Thomas Adam [thomas.adam22 at gmail.com]
2009/2/14 Mulyadi Santosa <[email protected]>:
> perhaps as the alternative of "flip", dos2unix could be used too here?
Yes they could, but as I have said before in similar posts, "col" is perhaps the most portable way, across almost all UNIX variants.
-- Thomas Adam
Ben Okopnik [ben at linuxgazette.net]
On Sat, Feb 14, 2009 at 03:42:27PM +0000, Thomas Adam wrote:
> 2009/2/14 Mulyadi Santosa <[email protected]>: > > perhaps as the alternative of "flip", dos2unix could be used too here? > > Yes they could, but as I have said before in similar posts, "col" is > perhaps the most portable way, across almost all UNIX variants.
I've got to say, I've never been a fan of 'col' - the man page has always confused the living hell out of me. What is a "half-reverse line feed", anyway?
If you have any favorite recipes you like to use with it, please share.
-- * Ben Okopnik * Editor-in-Chief, Linux Gazette * http://LinuxGazette.NET *
Jimmy O'Regan [joregan at gmail.com]
2009/2/14 Ben Okopnik <[email protected]>:
> On Sat, Feb 14, 2009 at 03:42:27PM +0000, Thomas Adam wrote: >> 2009/2/14 Mulyadi Santosa <[email protected]>: >> > perhaps as the alternative of "flip", dos2unix could be used too here? >> >> Yes they could, but as I have said before in similar posts, "col" is >> perhaps the most portable way, across almost all UNIX variants. > > I've got to say, I've never been a fan of 'col' - the man page has > always confused the living hell out of me. What is a "half-reverse line > feed", anyway? > > If you have any favorite recipes you like to use with it, please share.
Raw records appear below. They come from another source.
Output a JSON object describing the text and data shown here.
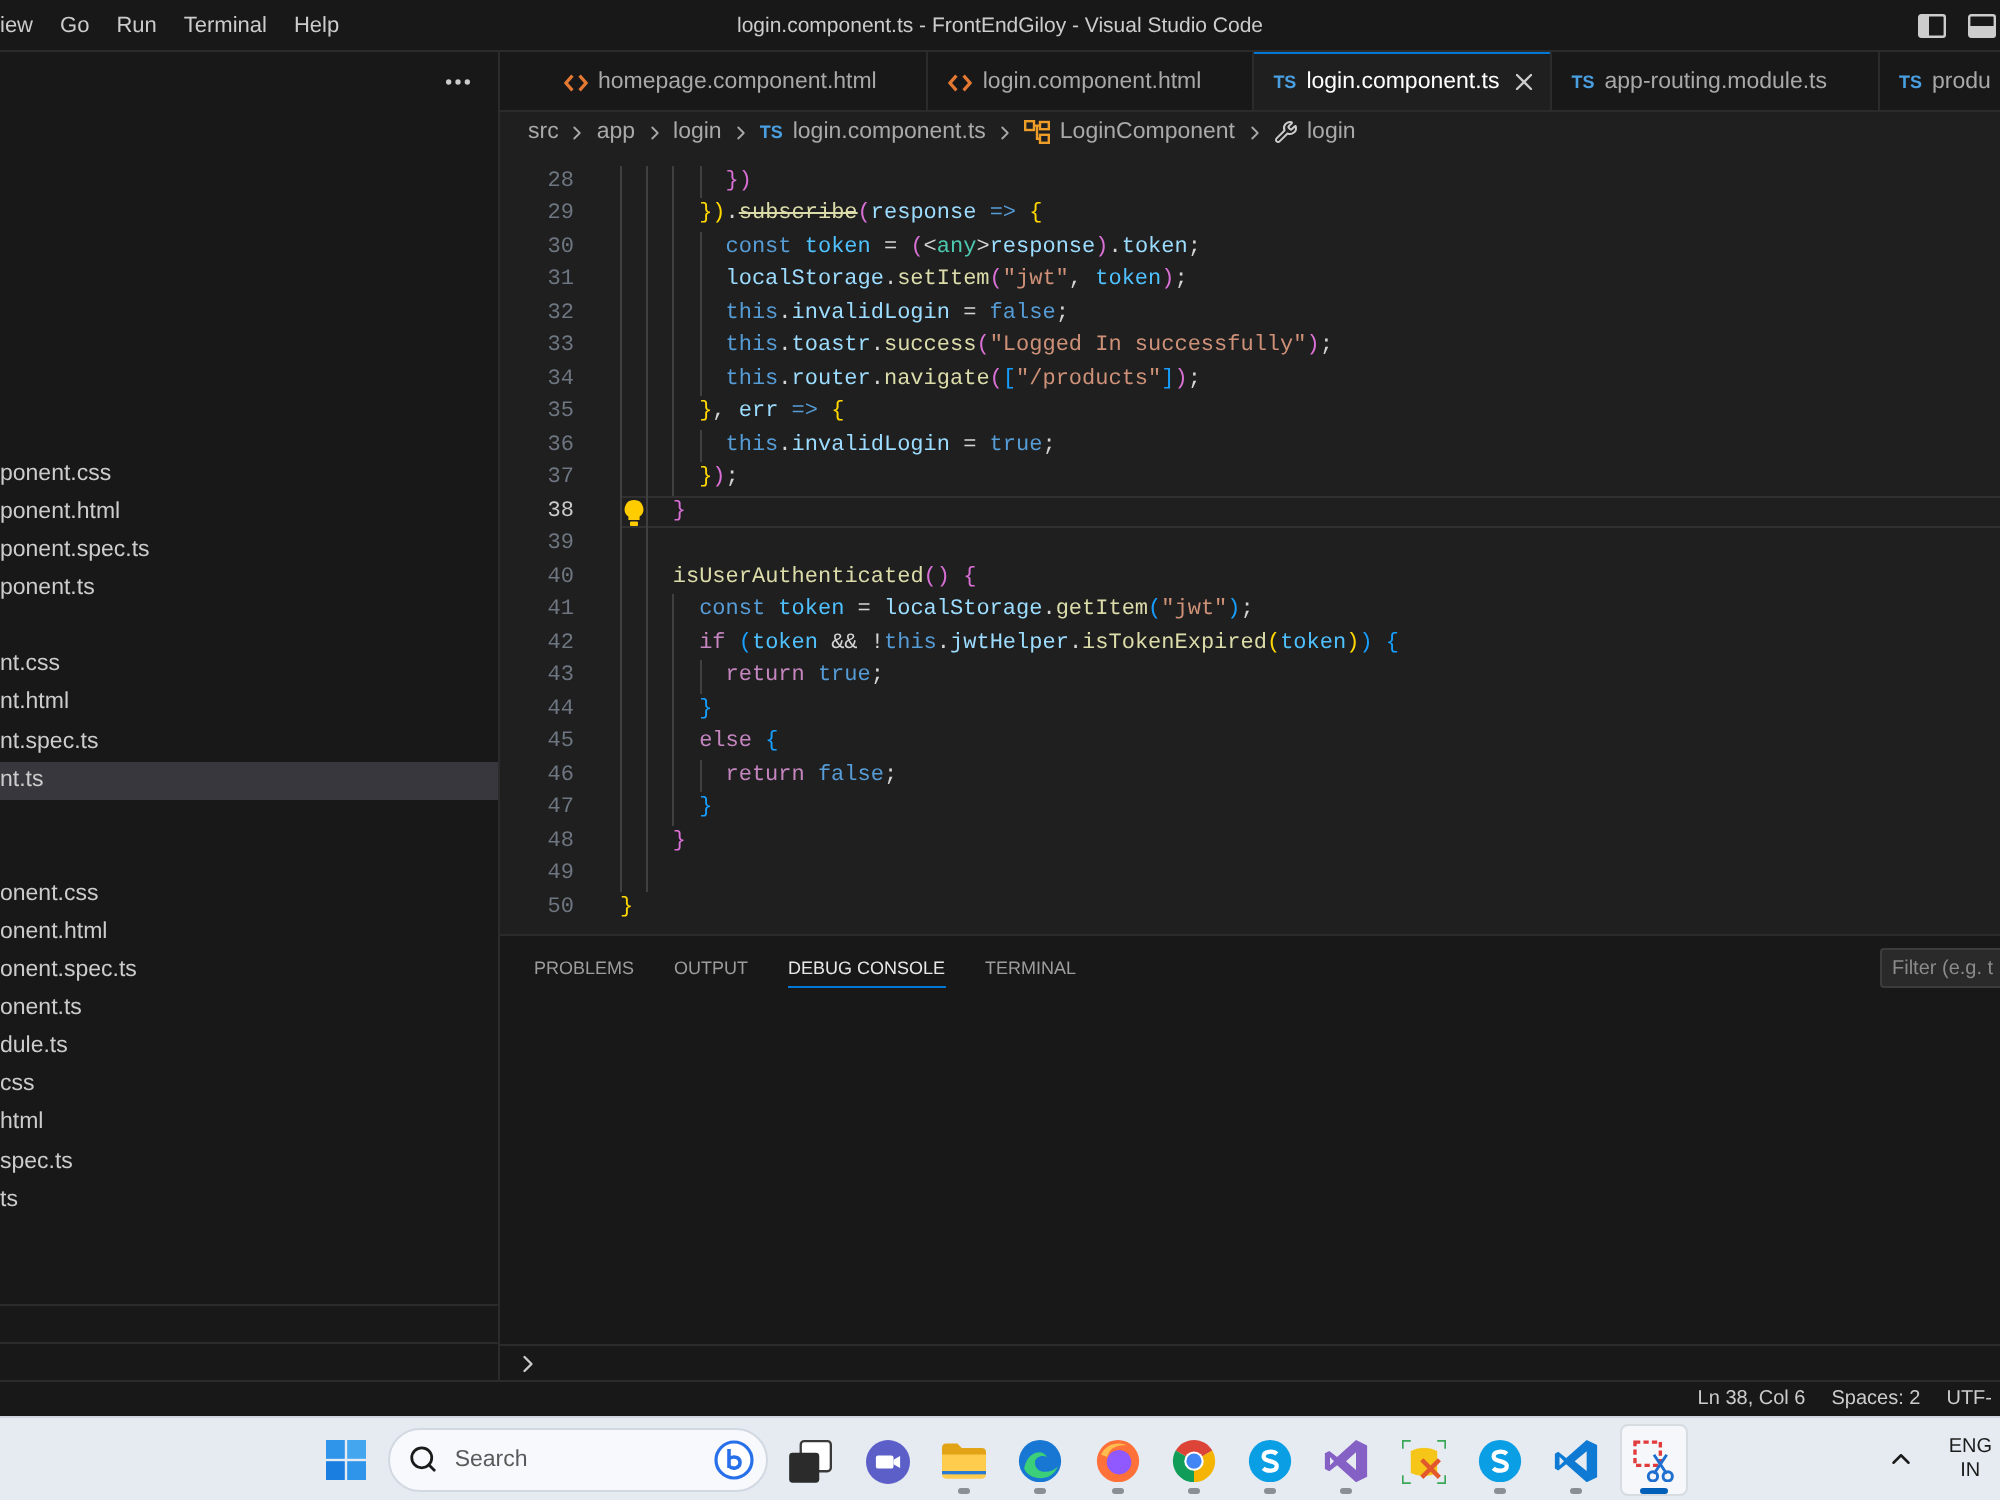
{
  "title_bar": {
    "menu": [
      "iew",
      "Go",
      "Run",
      "Terminal",
      "Help"
    ],
    "title": "login.component.ts - FrontEndGiloy - Visual Studio Code"
  },
  "sidebar": {
    "groups": [
      {
        "items": [
          {
            "label": "ponent.css",
            "selected": false
          },
          {
            "label": "ponent.html",
            "selected": false
          },
          {
            "label": "ponent.spec.ts",
            "selected": false
          },
          {
            "label": "ponent.ts",
            "selected": false
          }
        ]
      },
      {
        "items": [
          {
            "label": "nt.css",
            "selected": false
          },
          {
            "label": "nt.html",
            "selected": false
          },
          {
            "label": "nt.spec.ts",
            "selected": false
          },
          {
            "label": "nt.ts",
            "selected": true
          }
        ]
      },
      {
        "items": [
          {
            "label": "onent.css",
            "selected": false
          },
          {
            "label": "onent.html",
            "selected": false
          },
          {
            "label": "onent.spec.ts",
            "selected": false
          },
          {
            "label": "onent.ts",
            "selected": false
          },
          {
            "label": "dule.ts",
            "selected": false
          },
          {
            "label": "css",
            "selected": false
          },
          {
            "label": "html",
            "selected": false
          },
          {
            "label": "spec.ts",
            "selected": false
          },
          {
            "label": "ts",
            "selected": false
          }
        ]
      }
    ]
  },
  "tabs": [
    {
      "label": "homepage.component.html",
      "kind": "html",
      "selected": false
    },
    {
      "label": "login.component.html",
      "kind": "html",
      "selected": false
    },
    {
      "label": "login.component.ts",
      "kind": "ts",
      "badge": "TS",
      "selected": true
    },
    {
      "label": "app-routing.module.ts",
      "kind": "ts",
      "badge": "TS",
      "selected": false
    },
    {
      "label": "produ",
      "kind": "ts",
      "badge": "TS",
      "selected": false
    }
  ],
  "breadcrumbs": [
    {
      "label": "src",
      "kind": "folder"
    },
    {
      "label": "app",
      "kind": "folder"
    },
    {
      "label": "login",
      "kind": "folder"
    },
    {
      "label": "login.component.ts",
      "kind": "file",
      "badge": "TS"
    },
    {
      "label": "LoginComponent",
      "kind": "class"
    },
    {
      "label": "login",
      "kind": "method"
    }
  ],
  "editor": {
    "lines": [
      {
        "number": "28",
        "current": false,
        "tokens": [
          {
            "text": "        })",
            "kind": "bracket2"
          }
        ]
      },
      {
        "number": "29",
        "current": false,
        "tokens": [
          {
            "text": "      })",
            "kind": "bracket1"
          },
          {
            "text": ".",
            "kind": "plain"
          },
          {
            "text": "subscribe",
            "kind": "deprecated"
          },
          {
            "text": "(",
            "kind": "bracket2"
          },
          {
            "text": "response",
            "kind": "variable"
          },
          {
            "text": " => ",
            "kind": "keyword"
          },
          {
            "text": "{",
            "kind": "bracket1"
          }
        ]
      },
      {
        "number": "30",
        "current": false,
        "tokens": [
          {
            "text": "        const",
            "kind": "keyword"
          },
          {
            "text": " token",
            "kind": "constant"
          },
          {
            "text": " = ",
            "kind": "plain"
          },
          {
            "text": "(",
            "kind": "bracket2"
          },
          {
            "text": "<",
            "kind": "plain"
          },
          {
            "text": "any",
            "kind": "type"
          },
          {
            "text": ">",
            "kind": "plain"
          },
          {
            "text": "response",
            "kind": "variable"
          },
          {
            "text": ")",
            "kind": "bracket2"
          },
          {
            "text": ".",
            "kind": "plain"
          },
          {
            "text": "token",
            "kind": "variable"
          },
          {
            "text": ";",
            "kind": "plain"
          }
        ]
      },
      {
        "number": "31",
        "current": false,
        "tokens": [
          {
            "text": "        localStorage",
            "kind": "variable"
          },
          {
            "text": ".",
            "kind": "plain"
          },
          {
            "text": "setItem",
            "kind": "function"
          },
          {
            "text": "(",
            "kind": "bracket2"
          },
          {
            "text": "\"jwt\"",
            "kind": "string"
          },
          {
            "text": ", ",
            "kind": "plain"
          },
          {
            "text": "token",
            "kind": "constant"
          },
          {
            "text": ")",
            "kind": "bracket2"
          },
          {
            "text": ";",
            "kind": "plain"
          }
        ]
      },
      {
        "number": "32",
        "current": false,
        "tokens": [
          {
            "text": "        this",
            "kind": "keyword"
          },
          {
            "text": ".",
            "kind": "plain"
          },
          {
            "text": "invalidLogin",
            "kind": "variable"
          },
          {
            "text": " = ",
            "kind": "plain"
          },
          {
            "text": "false",
            "kind": "keyword"
          },
          {
            "text": ";",
            "kind": "plain"
          }
        ]
      },
      {
        "number": "33",
        "current": false,
        "tokens": [
          {
            "text": "        this",
            "kind": "keyword"
          },
          {
            "text": ".",
            "kind": "plain"
          },
          {
            "text": "toastr",
            "kind": "variable"
          },
          {
            "text": ".",
            "kind": "plain"
          },
          {
            "text": "success",
            "kind": "function"
          },
          {
            "text": "(",
            "kind": "bracket2"
          },
          {
            "text": "\"Logged In successfully\"",
            "kind": "string"
          },
          {
            "text": ")",
            "kind": "bracket2"
          },
          {
            "text": ";",
            "kind": "plain"
          }
        ]
      },
      {
        "number": "34",
        "current": false,
        "tokens": [
          {
            "text": "        this",
            "kind": "keyword"
          },
          {
            "text": ".",
            "kind": "plain"
          },
          {
            "text": "router",
            "kind": "variable"
          },
          {
            "text": ".",
            "kind": "plain"
          },
          {
            "text": "navigate",
            "kind": "function"
          },
          {
            "text": "(",
            "kind": "bracket2"
          },
          {
            "text": "[",
            "kind": "bracket3"
          },
          {
            "text": "\"/products\"",
            "kind": "string"
          },
          {
            "text": "]",
            "kind": "bracket3"
          },
          {
            "text": ")",
            "kind": "bracket2"
          },
          {
            "text": ";",
            "kind": "plain"
          }
        ]
      },
      {
        "number": "35",
        "current": false,
        "tokens": [
          {
            "text": "      }",
            "kind": "bracket1"
          },
          {
            "text": ", ",
            "kind": "plain"
          },
          {
            "text": "err",
            "kind": "variable"
          },
          {
            "text": " => ",
            "kind": "keyword"
          },
          {
            "text": "{",
            "kind": "bracket1"
          }
        ]
      },
      {
        "number": "36",
        "current": false,
        "tokens": [
          {
            "text": "        this",
            "kind": "keyword"
          },
          {
            "text": ".",
            "kind": "plain"
          },
          {
            "text": "invalidLogin",
            "kind": "variable"
          },
          {
            "text": " = ",
            "kind": "plain"
          },
          {
            "text": "true",
            "kind": "keyword"
          },
          {
            "text": ";",
            "kind": "plain"
          }
        ]
      },
      {
        "number": "37",
        "current": false,
        "tokens": [
          {
            "text": "      }",
            "kind": "bracket1"
          },
          {
            "text": ")",
            "kind": "bracket2"
          },
          {
            "text": ";",
            "kind": "plain"
          }
        ]
      },
      {
        "number": "38",
        "current": true,
        "tokens": [
          {
            "text": "    }",
            "kind": "bracket2"
          }
        ]
      },
      {
        "number": "39",
        "current": false
      },
      {
        "number": "40",
        "current": false,
        "tokens": [
          {
            "text": "    isUserAuthenticated",
            "kind": "function"
          },
          {
            "text": "() {",
            "kind": "bracket2"
          }
        ]
      },
      {
        "number": "41",
        "current": false,
        "tokens": [
          {
            "text": "      const",
            "kind": "keyword"
          },
          {
            "text": " token",
            "kind": "constant"
          },
          {
            "text": " = ",
            "kind": "plain"
          },
          {
            "text": "localStorage",
            "kind": "variable"
          },
          {
            "text": ".",
            "kind": "plain"
          },
          {
            "text": "getItem",
            "kind": "function"
          },
          {
            "text": "(",
            "kind": "bracket3"
          },
          {
            "text": "\"jwt\"",
            "kind": "string"
          },
          {
            "text": ")",
            "kind": "bracket3"
          },
          {
            "text": ";",
            "kind": "plain"
          }
        ]
      },
      {
        "number": "42",
        "current": false,
        "tokens": [
          {
            "text": "      if",
            "kind": "control"
          },
          {
            "text": " (",
            "kind": "bracket3"
          },
          {
            "text": "token",
            "kind": "constant"
          },
          {
            "text": " && !",
            "kind": "plain"
          },
          {
            "text": "this",
            "kind": "keyword"
          },
          {
            "text": ".",
            "kind": "plain"
          },
          {
            "text": "jwtHelper",
            "kind": "variable"
          },
          {
            "text": ".",
            "kind": "plain"
          },
          {
            "text": "isTokenExpired",
            "kind": "function"
          },
          {
            "text": "(",
            "kind": "bracket1"
          },
          {
            "text": "token",
            "kind": "constant"
          },
          {
            "text": ")",
            "kind": "bracket1"
          },
          {
            "text": ")",
            "kind": "bracket3"
          },
          {
            "text": " {",
            "kind": "bracket3"
          }
        ]
      },
      {
        "number": "43",
        "current": false,
        "tokens": [
          {
            "text": "        return",
            "kind": "control"
          },
          {
            "text": " true",
            "kind": "keyword"
          },
          {
            "text": ";",
            "kind": "plain"
          }
        ]
      },
      {
        "number": "44",
        "current": false,
        "tokens": [
          {
            "text": "      }",
            "kind": "bracket3"
          }
        ]
      },
      {
        "number": "45",
        "current": false,
        "tokens": [
          {
            "text": "      else",
            "kind": "control"
          },
          {
            "text": " {",
            "kind": "bracket3"
          }
        ]
      },
      {
        "number": "46",
        "current": false,
        "tokens": [
          {
            "text": "        return",
            "kind": "control"
          },
          {
            "text": " false",
            "kind": "keyword"
          },
          {
            "text": ";",
            "kind": "plain"
          }
        ]
      },
      {
        "number": "47",
        "current": false,
        "tokens": [
          {
            "text": "      }",
            "kind": "bracket3"
          }
        ]
      },
      {
        "number": "48",
        "current": false,
        "tokens": [
          {
            "text": "    }",
            "kind": "bracket2"
          }
        ]
      },
      {
        "number": "49",
        "current": false
      },
      {
        "number": "50",
        "current": false,
        "tokens": [
          {
            "text": "}",
            "kind": "bracket1"
          }
        ]
      }
    ]
  },
  "panel": {
    "tabs": [
      {
        "label": "PROBLEMS",
        "selected": false
      },
      {
        "label": "OUTPUT",
        "selected": false
      },
      {
        "label": "DEBUG CONSOLE",
        "selected": true
      },
      {
        "label": "TERMINAL",
        "selected": false
      }
    ],
    "filter": {
      "placeholder": "Filter (e.g. t"
    }
  },
  "status_bar": [
    "Ln 38, Col 6",
    "Spaces: 2",
    "UTF-"
  ],
  "taskbar": {
    "search": {
      "placeholder": "Search"
    },
    "apps": [
      {
        "kind": "taskview",
        "running": false,
        "active": false
      },
      {
        "kind": "chat",
        "running": false,
        "active": false
      },
      {
        "kind": "explorer",
        "running": true,
        "active": false
      },
      {
        "kind": "edge",
        "running": true,
        "active": false
      },
      {
        "kind": "firefox",
        "running": true,
        "active": false
      },
      {
        "kind": "chrome",
        "running": true,
        "active": false
      },
      {
        "kind": "skype",
        "running": true,
        "active": false
      },
      {
        "kind": "visualstudio",
        "running": true,
        "active": false
      },
      {
        "kind": "dbtool",
        "running": false,
        "active": false
      },
      {
        "kind": "skype",
        "running": true,
        "active": false
      },
      {
        "kind": "vscode",
        "running": true,
        "active": false
      },
      {
        "kind": "snip",
        "running": true,
        "active": true
      }
    ],
    "language": "ENG",
    "region": "IN"
  }
}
I just got this (the culprit shall remain nameless
for i in `wc -l * | grep ' * 0 ' | sed 's/ 0 /@/g' | cut -f2 -d'@'`; do rm $i; done
(but I think 'find . -size 0 -exec rm {} \;' is much easier to remember)
Ben Okopnik [ben at linuxgazette.net]
On Sun, Feb 15, 2009 at 03:10:55PM +0000, Jimmy O'Regan wrote:
> 2009/2/14 Ben Okopnik <[email protected]>: > > On Sat, Feb 14, 2009 at 03:42:27PM +0000, Thomas Adam wrote: > >> 2009/2/14 Mulyadi Santosa <[email protected]>: > >> > perhaps as the alternative of "flip", dos2unix could be used too here? > >> > >> Yes they could, but as I have said before in similar posts, "col" is > >> perhaps the most portable way, across almost all UNIX variants. > > > > I've got to say, I've never been a fan of 'col' - the man page has > > always confused the living hell out of me. What is a "half-reverse line > > feed", anyway? > > > > If you have any favorite recipes you like to use with it, please share. > > I just got this (the culprit shall remain nameless > > for i in `wc -l * | grep ' * 0 ' | sed 's/ 0 /@/g' | cut -f2 -d'@'`; > do rm $i; done
(Whoops. I meant "If you have any recipes using 'col'" - I guess I didn't make it clear enough.)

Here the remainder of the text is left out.